Tout cela nous permet de comprendre le rapport entre la parachat Tazri’a et la parachat Metsor’a, qui se suivent dans la Torah. La lèpre vient comme on le sait en punition de la médisance et de l’orgueil (Arakhin 17a). Nos Sages ont dit que le mot « lépreux », MeTSoR’A, évoque phonétiquement MoTSi R’A (« celui qui propage le mal ») (Arakhin 15b, Vayikra Rabah 15a). Un seul mot du médisant peut engendrer des milliers de mauvaises paroles, parce que chacun renchérit sur ce que vient de dire l’autre. Ainsi l’expression « Quand une femme devient féconde (« sème ») » renvoie au fait qu’en bavardant, la femme sème des médisances, et la lèpre la frappe, ainsi que son mari qui s’est laissé entraîner lui aussi à parler. En médisant de telle ou telle personne, elle peut faire de lui un homme nouveau (car ses fautes sont effacées (‘Hafets ‘Haïm 87) et il redevient comme un enfant qui vient de naître). C’est ce que signifie « elle met au monde un fils ». Elle devient alors impure pendant sept jours, ce qui signifie qu’elle peut abîmer toute sa vie, car les sept jours représentent les soixante-dix ans de la vie de l’homme (voir Psaumes 90, 10) [on peut trouver une allusion à ce sujet dans le fait que la valeur numérique de Tazri’a est la même que celle des mots zeh hou be-lachon ha-ra (« c’est par la médisance »)]. En revanche, si la femme fait attention à ce qu’elle dit, elle ne fera que du bien à Israël, en se renouvelant dans la pureté et la sainteté.
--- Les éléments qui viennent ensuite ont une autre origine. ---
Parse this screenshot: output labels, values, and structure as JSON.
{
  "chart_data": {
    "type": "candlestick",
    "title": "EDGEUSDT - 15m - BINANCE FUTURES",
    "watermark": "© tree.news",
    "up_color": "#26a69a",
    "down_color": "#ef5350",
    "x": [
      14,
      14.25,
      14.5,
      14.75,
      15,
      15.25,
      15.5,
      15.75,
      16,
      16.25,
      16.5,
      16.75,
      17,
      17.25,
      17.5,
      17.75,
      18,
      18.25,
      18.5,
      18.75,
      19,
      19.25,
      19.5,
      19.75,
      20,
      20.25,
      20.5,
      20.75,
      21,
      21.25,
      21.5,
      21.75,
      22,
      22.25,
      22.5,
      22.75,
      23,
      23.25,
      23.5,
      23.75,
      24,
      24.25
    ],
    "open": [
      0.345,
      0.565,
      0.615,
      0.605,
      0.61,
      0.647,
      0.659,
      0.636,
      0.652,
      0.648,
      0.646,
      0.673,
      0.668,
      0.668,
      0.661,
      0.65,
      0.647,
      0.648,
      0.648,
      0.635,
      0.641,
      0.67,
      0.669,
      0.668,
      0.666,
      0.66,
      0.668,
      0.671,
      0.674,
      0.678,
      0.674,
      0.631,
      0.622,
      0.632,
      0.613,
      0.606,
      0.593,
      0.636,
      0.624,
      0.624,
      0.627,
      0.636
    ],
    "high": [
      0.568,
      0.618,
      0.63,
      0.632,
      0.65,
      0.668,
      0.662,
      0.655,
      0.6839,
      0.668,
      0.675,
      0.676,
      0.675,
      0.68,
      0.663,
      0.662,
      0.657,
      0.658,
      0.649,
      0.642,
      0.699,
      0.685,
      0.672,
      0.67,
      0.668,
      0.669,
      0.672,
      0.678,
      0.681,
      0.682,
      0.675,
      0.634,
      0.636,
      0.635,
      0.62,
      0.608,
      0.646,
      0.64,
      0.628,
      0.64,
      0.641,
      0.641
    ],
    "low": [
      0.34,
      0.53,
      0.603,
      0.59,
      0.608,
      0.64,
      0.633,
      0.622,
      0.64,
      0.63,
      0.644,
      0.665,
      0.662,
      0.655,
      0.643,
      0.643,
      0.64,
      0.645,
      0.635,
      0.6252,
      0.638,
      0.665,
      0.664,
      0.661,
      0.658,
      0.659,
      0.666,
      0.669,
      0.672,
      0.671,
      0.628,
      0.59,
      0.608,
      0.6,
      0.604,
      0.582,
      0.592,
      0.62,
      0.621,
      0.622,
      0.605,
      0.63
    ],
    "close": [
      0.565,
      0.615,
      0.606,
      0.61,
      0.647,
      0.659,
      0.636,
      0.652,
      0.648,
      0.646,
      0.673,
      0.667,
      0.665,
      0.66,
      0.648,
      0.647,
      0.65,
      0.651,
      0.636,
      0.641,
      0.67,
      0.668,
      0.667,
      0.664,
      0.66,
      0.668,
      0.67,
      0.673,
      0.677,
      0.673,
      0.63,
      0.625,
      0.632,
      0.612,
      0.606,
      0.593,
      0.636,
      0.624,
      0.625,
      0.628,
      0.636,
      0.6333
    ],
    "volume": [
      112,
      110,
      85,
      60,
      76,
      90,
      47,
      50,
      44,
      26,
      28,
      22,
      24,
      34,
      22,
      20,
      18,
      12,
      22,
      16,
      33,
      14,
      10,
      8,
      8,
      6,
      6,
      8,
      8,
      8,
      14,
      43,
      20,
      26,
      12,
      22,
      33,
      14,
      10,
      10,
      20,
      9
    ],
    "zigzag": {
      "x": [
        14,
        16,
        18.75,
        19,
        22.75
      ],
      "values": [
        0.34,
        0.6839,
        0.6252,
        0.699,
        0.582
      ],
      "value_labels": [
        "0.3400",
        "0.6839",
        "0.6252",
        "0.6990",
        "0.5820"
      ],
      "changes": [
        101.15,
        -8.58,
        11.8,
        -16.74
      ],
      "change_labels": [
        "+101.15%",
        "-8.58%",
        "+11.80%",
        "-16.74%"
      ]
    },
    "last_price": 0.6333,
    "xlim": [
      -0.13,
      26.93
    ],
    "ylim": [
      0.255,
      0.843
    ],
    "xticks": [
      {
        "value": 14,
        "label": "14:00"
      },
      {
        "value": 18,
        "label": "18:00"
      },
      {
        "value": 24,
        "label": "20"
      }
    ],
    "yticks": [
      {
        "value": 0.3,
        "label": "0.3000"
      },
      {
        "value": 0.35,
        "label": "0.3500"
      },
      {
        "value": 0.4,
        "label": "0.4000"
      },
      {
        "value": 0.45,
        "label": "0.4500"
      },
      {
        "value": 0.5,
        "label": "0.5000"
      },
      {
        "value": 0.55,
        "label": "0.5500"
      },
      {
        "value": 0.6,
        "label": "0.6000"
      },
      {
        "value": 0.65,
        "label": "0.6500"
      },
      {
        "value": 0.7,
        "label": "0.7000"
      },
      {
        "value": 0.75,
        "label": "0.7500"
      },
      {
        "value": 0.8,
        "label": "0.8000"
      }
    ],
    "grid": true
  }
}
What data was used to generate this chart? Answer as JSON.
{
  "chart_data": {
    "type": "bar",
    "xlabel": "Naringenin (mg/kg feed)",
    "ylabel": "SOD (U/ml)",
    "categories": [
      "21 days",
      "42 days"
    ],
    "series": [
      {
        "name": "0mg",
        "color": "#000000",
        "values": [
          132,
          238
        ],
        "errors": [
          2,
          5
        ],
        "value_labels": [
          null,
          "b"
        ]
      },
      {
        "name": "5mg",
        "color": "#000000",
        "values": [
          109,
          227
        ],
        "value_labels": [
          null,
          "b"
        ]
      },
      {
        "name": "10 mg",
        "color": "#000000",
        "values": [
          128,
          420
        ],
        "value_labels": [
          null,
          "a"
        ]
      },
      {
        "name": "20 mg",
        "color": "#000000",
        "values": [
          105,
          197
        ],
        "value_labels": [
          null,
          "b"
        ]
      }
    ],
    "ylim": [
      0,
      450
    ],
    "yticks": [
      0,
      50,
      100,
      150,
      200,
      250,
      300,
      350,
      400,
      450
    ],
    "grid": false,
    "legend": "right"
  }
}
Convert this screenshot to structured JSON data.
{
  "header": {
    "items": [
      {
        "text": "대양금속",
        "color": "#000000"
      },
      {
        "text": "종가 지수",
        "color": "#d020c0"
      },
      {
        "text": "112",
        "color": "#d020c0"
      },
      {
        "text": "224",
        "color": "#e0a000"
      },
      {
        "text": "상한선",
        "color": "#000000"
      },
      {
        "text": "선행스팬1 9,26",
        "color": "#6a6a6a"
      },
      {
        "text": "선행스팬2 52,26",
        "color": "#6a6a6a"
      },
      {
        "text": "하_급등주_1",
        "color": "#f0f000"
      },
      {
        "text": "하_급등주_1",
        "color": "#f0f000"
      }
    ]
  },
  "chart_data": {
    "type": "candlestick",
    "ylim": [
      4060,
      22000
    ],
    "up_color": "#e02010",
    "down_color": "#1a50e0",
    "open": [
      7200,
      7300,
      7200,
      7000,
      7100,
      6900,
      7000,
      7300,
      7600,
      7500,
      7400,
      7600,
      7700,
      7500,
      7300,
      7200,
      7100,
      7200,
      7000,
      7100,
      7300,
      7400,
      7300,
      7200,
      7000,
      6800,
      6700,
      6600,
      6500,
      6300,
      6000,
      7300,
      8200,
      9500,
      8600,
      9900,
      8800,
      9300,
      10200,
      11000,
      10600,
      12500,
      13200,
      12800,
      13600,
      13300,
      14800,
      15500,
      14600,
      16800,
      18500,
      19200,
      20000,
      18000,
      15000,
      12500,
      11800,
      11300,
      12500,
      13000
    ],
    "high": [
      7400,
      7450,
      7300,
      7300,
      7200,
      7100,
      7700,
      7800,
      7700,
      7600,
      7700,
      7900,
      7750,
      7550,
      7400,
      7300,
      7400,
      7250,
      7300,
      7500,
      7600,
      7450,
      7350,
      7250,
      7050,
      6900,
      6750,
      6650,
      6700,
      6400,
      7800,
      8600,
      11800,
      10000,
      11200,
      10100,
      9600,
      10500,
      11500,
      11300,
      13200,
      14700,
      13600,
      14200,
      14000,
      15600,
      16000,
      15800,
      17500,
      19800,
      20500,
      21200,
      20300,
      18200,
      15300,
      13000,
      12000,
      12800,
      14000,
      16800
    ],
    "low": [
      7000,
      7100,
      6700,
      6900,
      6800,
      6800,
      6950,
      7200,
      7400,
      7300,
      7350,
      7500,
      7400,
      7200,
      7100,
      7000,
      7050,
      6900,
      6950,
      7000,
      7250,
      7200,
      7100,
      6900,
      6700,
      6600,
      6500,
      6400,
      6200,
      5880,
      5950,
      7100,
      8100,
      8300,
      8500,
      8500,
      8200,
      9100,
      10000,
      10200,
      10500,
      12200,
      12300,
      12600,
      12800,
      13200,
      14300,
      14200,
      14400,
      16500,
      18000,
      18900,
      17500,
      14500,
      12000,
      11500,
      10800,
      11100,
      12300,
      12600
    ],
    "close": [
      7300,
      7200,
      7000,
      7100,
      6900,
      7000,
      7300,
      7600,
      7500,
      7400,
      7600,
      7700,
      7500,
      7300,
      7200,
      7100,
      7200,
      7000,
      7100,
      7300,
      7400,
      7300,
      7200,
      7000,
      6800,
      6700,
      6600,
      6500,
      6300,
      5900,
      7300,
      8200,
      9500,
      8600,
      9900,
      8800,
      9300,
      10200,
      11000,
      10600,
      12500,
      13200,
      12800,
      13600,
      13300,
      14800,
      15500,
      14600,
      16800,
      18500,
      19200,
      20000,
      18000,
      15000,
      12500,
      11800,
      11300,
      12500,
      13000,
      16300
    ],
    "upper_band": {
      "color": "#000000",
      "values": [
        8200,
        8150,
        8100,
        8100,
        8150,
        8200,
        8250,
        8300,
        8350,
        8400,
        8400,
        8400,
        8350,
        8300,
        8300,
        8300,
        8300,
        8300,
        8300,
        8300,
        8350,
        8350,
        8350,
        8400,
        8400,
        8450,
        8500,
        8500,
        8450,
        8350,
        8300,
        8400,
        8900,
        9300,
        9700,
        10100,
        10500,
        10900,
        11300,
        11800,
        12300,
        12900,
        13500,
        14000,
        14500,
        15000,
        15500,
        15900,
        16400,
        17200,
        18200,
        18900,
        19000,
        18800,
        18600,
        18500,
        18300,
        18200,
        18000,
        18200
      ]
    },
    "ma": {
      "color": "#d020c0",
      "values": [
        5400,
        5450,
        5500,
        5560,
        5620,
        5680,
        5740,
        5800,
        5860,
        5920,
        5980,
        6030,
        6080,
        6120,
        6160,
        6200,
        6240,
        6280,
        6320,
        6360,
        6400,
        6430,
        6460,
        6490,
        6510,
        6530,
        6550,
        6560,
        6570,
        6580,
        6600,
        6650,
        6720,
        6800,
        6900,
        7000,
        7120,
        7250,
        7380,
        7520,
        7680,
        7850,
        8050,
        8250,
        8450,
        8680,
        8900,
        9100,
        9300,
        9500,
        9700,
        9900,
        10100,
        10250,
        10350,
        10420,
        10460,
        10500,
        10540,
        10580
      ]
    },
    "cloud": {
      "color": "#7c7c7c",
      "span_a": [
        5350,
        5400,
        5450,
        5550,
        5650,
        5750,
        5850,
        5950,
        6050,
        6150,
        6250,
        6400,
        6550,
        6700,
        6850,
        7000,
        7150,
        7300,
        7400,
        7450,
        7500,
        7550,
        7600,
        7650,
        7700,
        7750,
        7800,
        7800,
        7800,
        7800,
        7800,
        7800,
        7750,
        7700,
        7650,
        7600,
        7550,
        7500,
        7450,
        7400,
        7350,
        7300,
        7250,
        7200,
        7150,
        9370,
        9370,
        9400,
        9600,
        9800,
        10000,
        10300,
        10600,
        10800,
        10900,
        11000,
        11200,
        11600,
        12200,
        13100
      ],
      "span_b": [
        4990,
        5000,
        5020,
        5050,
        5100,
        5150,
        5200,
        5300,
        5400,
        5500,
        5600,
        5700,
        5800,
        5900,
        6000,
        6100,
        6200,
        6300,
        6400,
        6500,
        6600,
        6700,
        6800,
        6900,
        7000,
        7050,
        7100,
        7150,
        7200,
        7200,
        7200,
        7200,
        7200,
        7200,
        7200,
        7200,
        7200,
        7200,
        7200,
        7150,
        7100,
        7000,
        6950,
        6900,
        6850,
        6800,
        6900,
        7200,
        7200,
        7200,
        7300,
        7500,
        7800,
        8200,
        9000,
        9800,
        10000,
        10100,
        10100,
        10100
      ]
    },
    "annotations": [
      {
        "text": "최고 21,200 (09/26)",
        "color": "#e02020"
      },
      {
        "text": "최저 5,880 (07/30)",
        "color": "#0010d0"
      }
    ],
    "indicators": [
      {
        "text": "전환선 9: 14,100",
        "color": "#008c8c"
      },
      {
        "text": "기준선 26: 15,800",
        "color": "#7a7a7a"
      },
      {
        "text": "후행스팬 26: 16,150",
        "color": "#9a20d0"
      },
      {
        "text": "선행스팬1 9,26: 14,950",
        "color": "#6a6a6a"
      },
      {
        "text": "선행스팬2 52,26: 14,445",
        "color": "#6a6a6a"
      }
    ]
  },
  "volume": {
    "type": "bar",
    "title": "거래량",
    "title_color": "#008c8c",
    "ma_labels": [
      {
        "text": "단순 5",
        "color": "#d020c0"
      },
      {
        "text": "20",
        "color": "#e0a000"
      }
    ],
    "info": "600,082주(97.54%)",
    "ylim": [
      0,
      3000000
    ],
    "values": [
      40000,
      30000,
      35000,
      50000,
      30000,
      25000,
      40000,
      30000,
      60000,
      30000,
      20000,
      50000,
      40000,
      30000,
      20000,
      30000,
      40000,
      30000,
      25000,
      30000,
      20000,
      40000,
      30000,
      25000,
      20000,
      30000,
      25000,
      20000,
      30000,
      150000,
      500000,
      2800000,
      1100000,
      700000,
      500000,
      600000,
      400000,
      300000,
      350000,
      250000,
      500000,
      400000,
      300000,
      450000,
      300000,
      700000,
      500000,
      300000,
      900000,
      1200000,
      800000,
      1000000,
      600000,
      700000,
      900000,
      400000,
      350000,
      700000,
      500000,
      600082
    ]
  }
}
Comment faut-il se conduire ?

Le désir de se renouveler dans le service de Dieu dépend de la sainteté et de la pureté de la famille. En effet, la femme sème des mitsvoth, préparant ainsi la voie à la sainteté. On n’atteint la pureté que par le renouvellement, et aussi en s’abstenant de dire du mal d’autrui. Si l’on se garde de toute mauvaise parole, on peut arriver à la sainteté pendant toute la vie.